With a small epsilon-greedy policy, George might be able to come out by chance, but that's very inefficient and could take indefinitely long. And if he kept a high epsilon, that might result in bad actions in other states.

We can clearly see that the other value-based policy would not be ideal either.

The best he can do is to assign equal probability to moving left or right from these aliased states. He's much more likely to get out of the traps soon.

A value-based approach tends to learn a deterministic or near deterministic policy, whereas a policy-based approach in this situation can learn the desired stochastic policy.

Continuous Action Spaces

Our final reason for exploring policy-based methods, is that they are well-suited for continuous action spaces.

When we use a value-based method even with a function approximator, our output consists of a value for each action. Now, if the action space is discrete, and there are a finite number of actions, we can easily pick the action with the maximum value.

But, if the action space is continuous, then this max operation turns into an optimization problem itself.

It's like trying to find a global maximum of a continuous function which is non-trivial, especially if the function is not convex.

A similar issue exists in higher dimensional action spaces, lots of possible actions to evaluate. It would be nice if we could map a given state to an action directly. Even if the resulting policy is a bit more complex, it would significantly reduce the computation time needed to act, and that's something a policy-based method can enable.

See the video here.

Summary

drawing

Policy-Based Methods

With value-based methods, the agent uses its experience with the environment to maintain an estimate of the optimal action-value function. The optimal policy is then obtained from the optimal action-value function estimate.
Policy-based methods directly learn the optimal policy, without having to maintain a separate value function estimate.

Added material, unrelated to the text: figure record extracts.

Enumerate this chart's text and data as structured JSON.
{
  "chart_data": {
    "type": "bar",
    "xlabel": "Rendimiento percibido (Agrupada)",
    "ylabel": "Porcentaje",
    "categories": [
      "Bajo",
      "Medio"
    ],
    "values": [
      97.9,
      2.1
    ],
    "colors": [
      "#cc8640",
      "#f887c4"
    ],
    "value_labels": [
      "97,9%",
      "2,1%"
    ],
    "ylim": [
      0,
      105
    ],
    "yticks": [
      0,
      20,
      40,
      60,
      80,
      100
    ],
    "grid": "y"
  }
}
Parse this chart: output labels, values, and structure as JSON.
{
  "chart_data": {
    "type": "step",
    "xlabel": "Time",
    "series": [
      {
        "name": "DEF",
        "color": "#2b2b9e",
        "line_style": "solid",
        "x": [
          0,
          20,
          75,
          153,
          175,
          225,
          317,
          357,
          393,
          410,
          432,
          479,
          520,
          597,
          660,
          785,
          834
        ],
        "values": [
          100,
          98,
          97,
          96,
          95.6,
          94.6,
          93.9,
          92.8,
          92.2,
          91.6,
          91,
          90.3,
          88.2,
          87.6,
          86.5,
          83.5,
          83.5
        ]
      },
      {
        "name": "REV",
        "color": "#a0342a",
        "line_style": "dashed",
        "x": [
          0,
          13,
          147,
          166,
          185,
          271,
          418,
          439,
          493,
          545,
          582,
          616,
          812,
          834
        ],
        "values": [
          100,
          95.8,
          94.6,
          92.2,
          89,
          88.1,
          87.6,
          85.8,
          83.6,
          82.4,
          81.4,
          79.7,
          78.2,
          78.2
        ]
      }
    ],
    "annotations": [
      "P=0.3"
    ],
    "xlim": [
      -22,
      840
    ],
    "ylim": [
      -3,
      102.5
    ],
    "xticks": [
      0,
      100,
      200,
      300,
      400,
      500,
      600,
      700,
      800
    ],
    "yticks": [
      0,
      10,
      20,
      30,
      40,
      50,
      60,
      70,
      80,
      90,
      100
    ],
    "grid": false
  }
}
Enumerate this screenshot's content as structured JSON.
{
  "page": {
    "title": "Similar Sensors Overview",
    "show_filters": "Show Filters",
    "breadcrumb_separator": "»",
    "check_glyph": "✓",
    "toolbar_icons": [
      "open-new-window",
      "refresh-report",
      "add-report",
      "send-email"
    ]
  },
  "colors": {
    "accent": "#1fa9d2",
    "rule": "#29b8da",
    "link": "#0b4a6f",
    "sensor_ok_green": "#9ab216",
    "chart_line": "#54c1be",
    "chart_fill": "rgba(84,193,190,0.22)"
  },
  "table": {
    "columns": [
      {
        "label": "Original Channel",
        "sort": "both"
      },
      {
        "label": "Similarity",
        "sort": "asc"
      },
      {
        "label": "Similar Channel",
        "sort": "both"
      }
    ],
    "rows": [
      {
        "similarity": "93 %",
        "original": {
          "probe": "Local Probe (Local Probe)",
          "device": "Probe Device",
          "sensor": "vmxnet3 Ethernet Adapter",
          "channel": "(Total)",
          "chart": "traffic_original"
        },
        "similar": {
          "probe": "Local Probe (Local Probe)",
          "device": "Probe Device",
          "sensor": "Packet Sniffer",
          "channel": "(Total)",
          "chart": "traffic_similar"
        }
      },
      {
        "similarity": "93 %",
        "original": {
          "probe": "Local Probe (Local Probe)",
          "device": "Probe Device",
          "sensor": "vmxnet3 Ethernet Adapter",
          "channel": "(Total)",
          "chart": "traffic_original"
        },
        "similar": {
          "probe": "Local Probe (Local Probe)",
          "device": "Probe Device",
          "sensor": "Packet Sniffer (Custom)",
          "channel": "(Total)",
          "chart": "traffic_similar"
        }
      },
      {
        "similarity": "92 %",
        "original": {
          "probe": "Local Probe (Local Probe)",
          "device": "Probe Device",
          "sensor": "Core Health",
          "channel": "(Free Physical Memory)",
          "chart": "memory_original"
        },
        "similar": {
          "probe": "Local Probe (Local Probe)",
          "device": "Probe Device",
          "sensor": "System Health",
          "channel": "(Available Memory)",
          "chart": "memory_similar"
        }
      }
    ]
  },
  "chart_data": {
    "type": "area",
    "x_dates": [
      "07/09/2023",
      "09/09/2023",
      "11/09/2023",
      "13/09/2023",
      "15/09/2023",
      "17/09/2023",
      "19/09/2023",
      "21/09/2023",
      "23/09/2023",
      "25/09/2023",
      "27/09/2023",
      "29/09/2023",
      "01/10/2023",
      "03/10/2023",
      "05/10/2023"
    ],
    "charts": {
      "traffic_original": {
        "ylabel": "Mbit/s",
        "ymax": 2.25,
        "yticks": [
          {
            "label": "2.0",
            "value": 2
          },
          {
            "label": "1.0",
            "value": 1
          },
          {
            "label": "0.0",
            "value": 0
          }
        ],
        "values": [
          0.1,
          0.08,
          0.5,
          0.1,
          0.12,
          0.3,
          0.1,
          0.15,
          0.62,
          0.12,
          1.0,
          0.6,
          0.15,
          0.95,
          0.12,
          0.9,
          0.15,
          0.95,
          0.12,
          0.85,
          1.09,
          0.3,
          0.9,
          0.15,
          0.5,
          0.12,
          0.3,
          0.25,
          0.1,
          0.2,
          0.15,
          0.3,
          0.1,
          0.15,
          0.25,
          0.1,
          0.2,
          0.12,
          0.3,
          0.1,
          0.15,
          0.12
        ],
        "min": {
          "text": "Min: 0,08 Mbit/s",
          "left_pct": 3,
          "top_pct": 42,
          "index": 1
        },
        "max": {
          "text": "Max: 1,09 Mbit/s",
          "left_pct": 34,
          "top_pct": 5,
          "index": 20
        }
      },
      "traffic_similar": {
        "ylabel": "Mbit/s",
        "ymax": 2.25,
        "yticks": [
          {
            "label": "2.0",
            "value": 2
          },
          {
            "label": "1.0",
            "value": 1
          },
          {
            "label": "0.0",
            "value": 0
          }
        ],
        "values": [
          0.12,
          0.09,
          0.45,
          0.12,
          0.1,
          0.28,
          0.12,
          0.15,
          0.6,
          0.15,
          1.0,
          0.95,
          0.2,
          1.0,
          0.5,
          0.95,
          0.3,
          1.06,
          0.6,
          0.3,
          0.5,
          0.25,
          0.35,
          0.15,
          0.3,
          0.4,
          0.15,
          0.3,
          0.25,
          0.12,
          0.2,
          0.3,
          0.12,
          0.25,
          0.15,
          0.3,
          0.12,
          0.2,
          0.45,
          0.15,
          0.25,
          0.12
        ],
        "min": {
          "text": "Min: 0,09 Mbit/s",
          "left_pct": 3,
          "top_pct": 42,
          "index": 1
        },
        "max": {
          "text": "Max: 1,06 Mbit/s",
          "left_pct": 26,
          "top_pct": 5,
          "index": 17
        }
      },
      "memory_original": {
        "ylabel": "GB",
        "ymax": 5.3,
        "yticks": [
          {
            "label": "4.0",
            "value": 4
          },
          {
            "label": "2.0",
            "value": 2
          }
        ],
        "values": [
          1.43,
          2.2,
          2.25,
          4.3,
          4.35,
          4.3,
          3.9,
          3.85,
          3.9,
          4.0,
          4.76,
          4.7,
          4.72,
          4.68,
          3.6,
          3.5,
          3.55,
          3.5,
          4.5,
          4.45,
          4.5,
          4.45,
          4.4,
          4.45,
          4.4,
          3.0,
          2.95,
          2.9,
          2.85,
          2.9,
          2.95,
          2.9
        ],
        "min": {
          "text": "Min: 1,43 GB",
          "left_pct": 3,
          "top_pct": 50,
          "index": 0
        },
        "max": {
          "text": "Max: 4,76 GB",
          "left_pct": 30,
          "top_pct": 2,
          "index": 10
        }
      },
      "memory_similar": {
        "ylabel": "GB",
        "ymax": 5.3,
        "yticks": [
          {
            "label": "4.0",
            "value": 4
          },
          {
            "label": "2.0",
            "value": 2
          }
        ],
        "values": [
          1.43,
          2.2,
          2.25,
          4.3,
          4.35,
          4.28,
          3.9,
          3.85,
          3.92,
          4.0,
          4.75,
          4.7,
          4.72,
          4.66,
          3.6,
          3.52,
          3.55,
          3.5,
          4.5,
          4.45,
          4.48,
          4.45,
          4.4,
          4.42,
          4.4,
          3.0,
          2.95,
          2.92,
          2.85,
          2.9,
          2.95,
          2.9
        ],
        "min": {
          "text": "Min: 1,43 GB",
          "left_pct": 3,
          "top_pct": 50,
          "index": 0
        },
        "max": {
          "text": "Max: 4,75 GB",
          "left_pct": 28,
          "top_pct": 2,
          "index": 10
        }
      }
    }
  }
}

Policy Function Approximation

In deep reinforcement learning, it is common to represent the policy with a neural network.
- This network takes the environment state as input.
- If the environment has discrete actions, the output layer has a node for each possible action and contains the probability that the agent should select each possible action.
The weights in this neural network are initially set to random values. Then, the agent updates the weights as it interacts with (and learns more about) the environment.

Hill Climbing

Hill climbing is an iterative algorithm that can be used to find the weights $\theta$ - for an optimal policy.
At each iteration,
- We slightly perturb the values of the current best estimate for the weights $\theta_{best}$ , - to yield a new set of weights.
These new weights are then used to collect an episode. If the new weights $\theta_{new}$ resulted in higher return than the old weights, then we set $\theta_{best} \leftarrow \theta_{new}$ .

Beyond Hill Climbing

Steepest ascent hill climbing is a variation of hill climbing that chooses a small number of neighboring policies at each iteration and chooses the best among them.
Simulated annealing uses a pre-defined schedule to control how the policy space is explored, and gradually reduces the search radius as we get closer to the optimal solution.
Adaptive noise scaling decreases the search radius with each iteration when a new best policy is found, and otherwise increases the search radius.

More Black-Box Optimization

The cross-entropy method iteratively suggests a small number of neighboring policies, and uses a small percentage of the best performing policies to calculate a new estimate.
The evolution strategies technique considers the return corresponding to each candidate policy. The policy estimate at the next iteration is a weighted sum of all of the candidate policies, where policies that got higher return are given higher weight.

Why Policy-Based Methods?

There are three reasons why we consider policy-based methods:
1. Simplicity: Policy-based methods directly get to the problem at hand (estimating the optimal policy), without having to store a bunch of additional data (i.e., the action values) that may not be useful.
2. Stochastic policies: Unlike value-based methods, policy-based methods can learn true stochastic policies.
3. Continuous action spaces: Policy-based methods are well-suited for continuous action spaces.